Nixon made the announcement during a visit to St. Louis Community College’s William J. Harrison Education Center, which is adjacent to Vashon High School in the JeffVanderLou neighborhood.

 

“Every good student in Missouri deserves the opportunity to go to college – whether they live in St. Louis or Kansas city, or in a rural county,” Nixon said. “For too long, too many excellent Missouri high school students have been unable to get A+ scholarships – through no fault of their own – simply because their schools weren’t designed as A+ schools. That’s just not fair. And it needs to change.”

 

For eligible students, Missouri A+ scholarships cover the cost of tuition and fees for two years at public community colleges or technical schools. To be eligible for an A+ scholarship, students must earn a 2.5 grade-point average, have a 95 percent attendance rate, perform 50 hours of tutoring or mentoring, and maintain a record of good conduct. Since 1997, more than 50,000 Missouri students have received an A+ scholarship.

 

Under current law, students also must graduate from a designated A+ high school to be eligible for an A+ scholarship. More than 300 public Missouri high schools have earned the A+ designation, but many schools have not yet done so, especially in the St. Louis and Kansas City areas. Nixon’s proposal would provide A+ scholarships to low-income student who meet all of the program’s performance criteria, but who attend a public school that has not earned the A+ designation.

 

Several public high schools in the St. Louis area have earned the A+ designation or are on track to earn designation in 2011. Other schools, however, either have not begun the multi-year application process or will not complete that process for several more years.

 

“Missouri students deserve equal opportunity, no matter what public high school they attend,” Nixon said. “This proposal would do just that.”

 

Nixon’s proposal would expand the scholarships to students whose families have an adjusted annual gross income of up to approximately $55,000. Nixon’s budget for FY 2012 includes $1 million to fund the expansion, which would provide scholarship for more than 700 additional students. Funding for the expansion would come from the Department of Higher Education’s Guaranty Agency operating fund.
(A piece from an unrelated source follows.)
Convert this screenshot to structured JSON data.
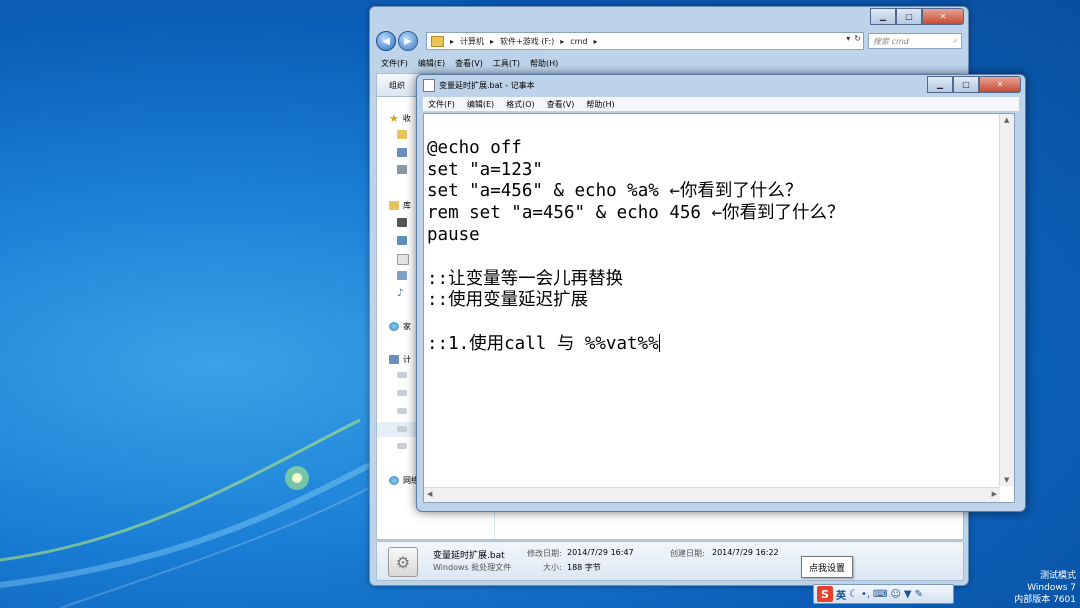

Last year, St. Louis Community College served more than 1,000 students with A+ grants totaling more than $2 million.

 

“Through A+, we’re reaching more and more students who otherwise might not have the funds to attend college,” said Cindy Hess, president of STLCC’s Forest Park campus. “We are excited about the governor’s plans to expand A+ scholarship eligibility to low-income students, thereby expanding access to higher education across the state.”

 

With the addition of St. Louis Public Schools, STLCC will serve students at 39 area high schools in the A+ program throughout St. Louis City and County, and portions of Franklin and Jefferson counties.